Confocal screen of selected genes from the high-throughput screen. (A) Mean EFC ratio plotted against mean 3-D nuclear volume. Nuclear volume was calculated from 3-D reconstructions created in ImageJ from x-y confocal scans at discrete z-focal planes, as has previously been described (Tocco et al., 2018). (B) Mean EFC ratio plotted against mean 2-D nuclear X-Y aspect ratio. (C) Mean EFC ratio plotted against mean nuclear cross-sectional area for a subset of genes screened by confocal microscopy. Gray data points represent gene depletions which were determined to have a statistically insignificant effect on EFC ratio by the two-tailed Bonferroni-corrected nonparametric Dunn’s test; orange data points represent gene depletions which had a statistically significant effect on EFC ratio (p < 0.05; all comparisons relative to the scrambled siRNA negative control).
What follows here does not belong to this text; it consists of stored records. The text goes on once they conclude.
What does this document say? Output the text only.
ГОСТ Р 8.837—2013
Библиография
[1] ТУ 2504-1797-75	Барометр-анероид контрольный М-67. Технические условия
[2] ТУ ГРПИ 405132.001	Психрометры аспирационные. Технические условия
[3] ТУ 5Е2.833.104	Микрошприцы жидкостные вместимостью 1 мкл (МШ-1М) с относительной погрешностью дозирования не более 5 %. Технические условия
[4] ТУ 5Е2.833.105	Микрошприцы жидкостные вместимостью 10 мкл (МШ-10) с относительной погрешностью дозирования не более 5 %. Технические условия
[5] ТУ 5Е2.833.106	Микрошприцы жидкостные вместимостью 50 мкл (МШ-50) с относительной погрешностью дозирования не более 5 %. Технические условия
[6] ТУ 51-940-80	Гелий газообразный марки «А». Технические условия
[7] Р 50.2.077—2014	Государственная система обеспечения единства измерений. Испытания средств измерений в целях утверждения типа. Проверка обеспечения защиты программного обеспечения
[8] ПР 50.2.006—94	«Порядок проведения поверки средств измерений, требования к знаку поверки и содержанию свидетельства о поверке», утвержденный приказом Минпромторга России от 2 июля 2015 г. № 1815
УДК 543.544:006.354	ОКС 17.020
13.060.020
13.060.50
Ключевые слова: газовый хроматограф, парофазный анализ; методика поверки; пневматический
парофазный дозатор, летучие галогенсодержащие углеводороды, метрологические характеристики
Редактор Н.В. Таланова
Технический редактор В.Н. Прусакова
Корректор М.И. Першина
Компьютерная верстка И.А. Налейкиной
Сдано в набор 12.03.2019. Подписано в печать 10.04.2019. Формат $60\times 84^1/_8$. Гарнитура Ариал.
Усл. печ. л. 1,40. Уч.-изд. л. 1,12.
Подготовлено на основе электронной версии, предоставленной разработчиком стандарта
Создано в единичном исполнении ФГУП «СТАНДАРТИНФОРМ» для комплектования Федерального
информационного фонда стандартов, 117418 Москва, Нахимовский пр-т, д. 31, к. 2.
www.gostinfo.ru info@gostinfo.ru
Blue data point denotes the scrambled siRNA negative control. Error bars are SEM. N = 3, n ≥ 127 for all data shown. (D) Representative images of the nucleus for chosen gene depletions. MTA2, TAF7, FOXP1, SUZ12, DIDO1, T53, and ARID4A were chosen based on statistically significant low EFC ratios caused by the corresponding siRNA transfection in the confocal screen. Scale bar is 25 µm. The EFC ratio in the upper left hand corner of each image panel represents the mean EFC ratio for that gene depletion condition, plus or minus the SEM (N = 3 for all gene depletion conditions; n = 478, 187, 268, 159, 178, 146, 241, and 176 for Scrambled, MTA2, TAF7, FOXP1, SUZ12, DIDO1, T53, and ARID4A, respectively).